Ich denke kurz nach. Irgendwas, dass Sinn ergibt, irgendwas von Bedeutung, irgendwas… „Irgendwas ohne Kapitalismus“, sage ich schließlich.

Sie steht wortlos auf, schlägt ihren Kopf gegen die Glasscheibe, TONK, TONK, TONK. Dann setzt sie sich wieder und starrt mich schweigend an. Ihre zusammengekniffenen Augen sind jetzt winzigklein und die trockene Wimperntusche krümelt über ihr Gesicht, bis zur Nase, die wie ein Staubsauger den Schminkdreck schniefend einatmet und mit jedem genervten Seufzer wieder aus. Schließlich scheint sie eine Idee zu haben: „Se wollen inne Sozialbereich? Mit de Flüchtlinge und so? Könnense dene Deutsch beibringe.“

„Nicht nur denen.“

Erleichtert ruft sie: „Achtfuffzig die Stunde, aber ersma drei Monadde Pflichtprattikum! Den Personalussweis, bidde!“ Sie hackt ein paar Daten in den Computer, die sie falsch aus meinem Perso abschreibt, druckt den Wisch aus und reicht ihn mir.

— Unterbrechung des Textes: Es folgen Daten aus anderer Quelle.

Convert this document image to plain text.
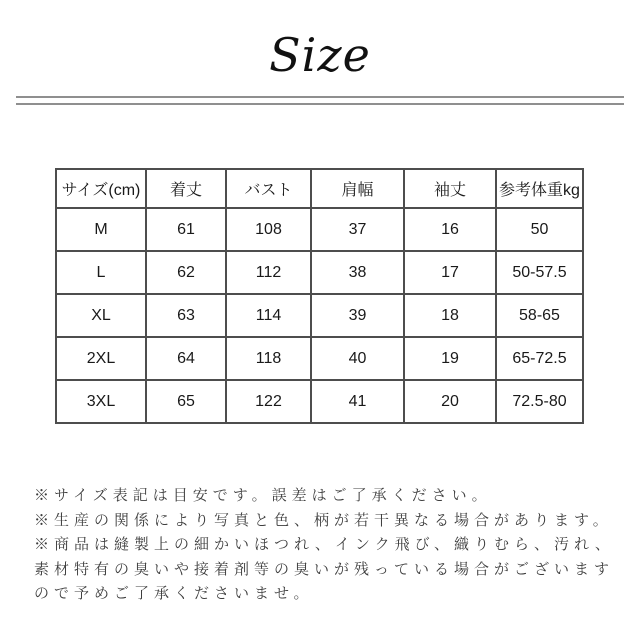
Size
サイズ(cm)	着丈	バスト	肩幅	袖丈	参考体重kg
M	61	108	37	16	50
L	62	112	38	17	50-57.5
XL	63	114	39	18	58-65
2XL	64	118	40	19	65-72.5
3XL	65	122	41	20	72.5-80
※サイズ表記は目安です。誤差はご了承ください。
※生産の関係により写真と色、柄が若干異なる場合があります。
※商品は縫製上の細かいほつれ、インク飛び、織りむら、汚れ、
素材特有の臭いや接着剤等の臭いが残っている場合がございます
ので予めご了承くださいませ。
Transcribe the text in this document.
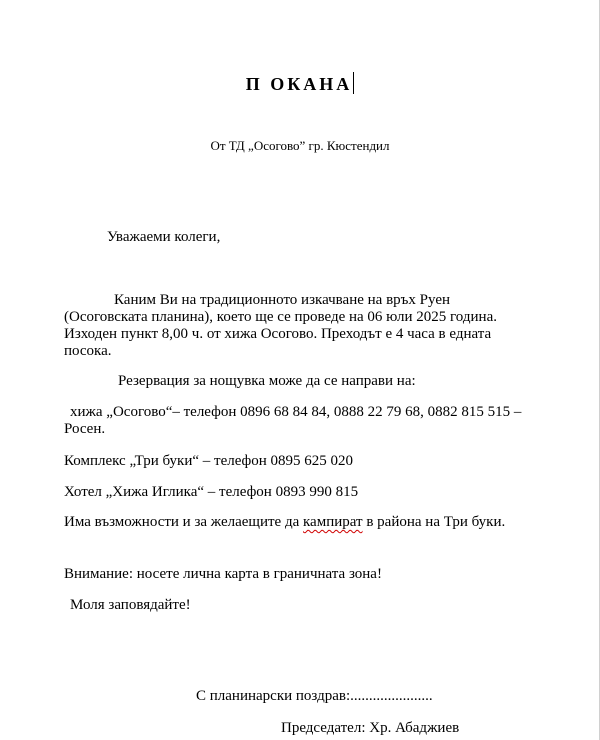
П ОКАНА
От ТД „Осогово” гр. Кюстендил

Уважаеми колеги,

Каним Ви на традиционното изкачване на връх Руен (Осоговската планина), което ще се проведе на 06 юли 2025 година. Изходен пункт 8,00 ч. от хижа Осогово. Преходът е 4 часа в едната посока.

Резервация за нощувка може да се направи на:

хижа „Осогово“– телефон 0896 68 84 84, 0888 22 79 68, 0882 815 515 – Росен.

Комплекс „Три буки“ – телефон 0895 625 020

Хотел „Хижа Иглика“ – телефон 0893 990 815

Има възможности и за желаещите да кампират в района на Три буки.

Внимание: носете лична карта в граничната зона!

Моля заповядайте!

С планинарски поздрав:......................

Председател: Хр. Абаджиев
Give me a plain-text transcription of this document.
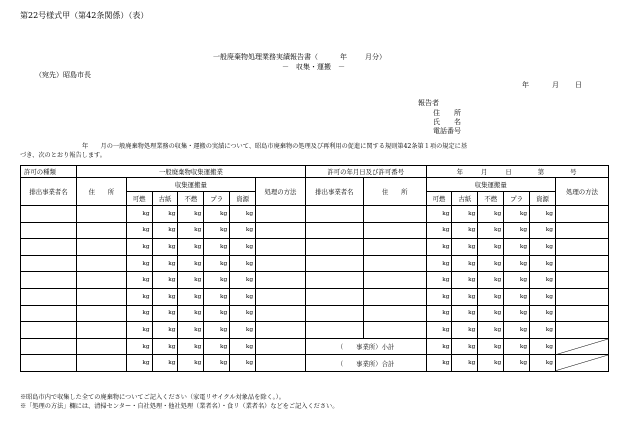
第22号様式甲（第42条関係）（表）
一般廃棄物処理業務実績報告書（	年	月分）
－　収集・運搬　－
（宛先）昭島市長
年	月 日
報告者
住　　所
氏　　名
電話番号
年　　月の一般廃棄物処理業務の収集・運搬の実績について、昭島市廃棄物の処理及び再利用の促進に関する規則第42条第１項の規定に基
づき、次のとおり報告します。
許可の種類	一般廃棄物収集運搬業							許可の年月日及び許可番号		年 月 日 第 号					
排出事業者名	住　　所	収集運搬量					処理の方法	排出事業者名	住　　所	収集運搬量					処理の方法
		可燃	古紙	不燃	プラ	資源				可燃	古紙	不燃	プラ	資源	
		kg	kg	kg	kg	kg				kg	kg	kg	kg	kg	
		kg	kg	kg	kg	kg				kg	kg	kg	kg	kg	
		kg	kg	kg	kg	kg				kg	kg	kg	kg	kg	
		kg	kg	kg	kg	kg				kg	kg	kg	kg	kg	
		kg	kg	kg	kg	kg				kg	kg	kg	kg	kg	
		kg	kg	kg	kg	kg				kg	kg	kg	kg	kg	
		kg	kg	kg	kg	kg				kg	kg	kg	kg	kg	
		kg	kg	kg	kg	kg				kg	kg	kg	kg	kg	
		kg	kg	kg	kg	kg		（　　事業所）小計		kg	kg	kg	kg	kg	

		kg	kg	kg	kg	kg		（　　事業所）合計		kg	kg	kg	kg	kg	
※昭島市内で収集した全ての廃棄物についてご記入ください（家電リサイクル対象品を除く。）。
※「処理の方法」欄には、清掃センター・自社処理・他社処理（業者名）・食リ（業者名）などをご記入ください。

„Haben Sie auch Arbeitsplätze, von denen man leben kann?“

„Was Sie alles woll‘n!“, lacht die Frau und gibt meinen Ausweis zurück. „Schönen Tach noch!“

Ich packe meine Sachen, stehe auf, habe meine Hand schon an der Türklinke, da drehe mich aber noch einmal zu ihr um, verfinstere meinen Blick und sage: „Sie werden schon sehen. In ein paar Jahren ist die Automatisierung der Arbeit so weit, dass Ihre Stelle komplett durch die ArbeitsagenturApp ersetzt wird. Dann werden Sie sich wünschen, Sie hätten irgendeine künstlerische Begabung, mit der Sie Ihre Zeit füllen können. Sie werden abstürzen und den Horror vacui erleben, von dem Nietzsche einst schrieb.“

„Wer?“

Wütend knalle ich die Tür hinter mir zu.

Im Wartebereich sitzt ein Besoffener mit Aldidas-Trainingsanzug über dem Bierbauch, Tränen in den Augen und Axt in der Lidl-Einkaufstasche. Ich nicke ihm freundlich zu.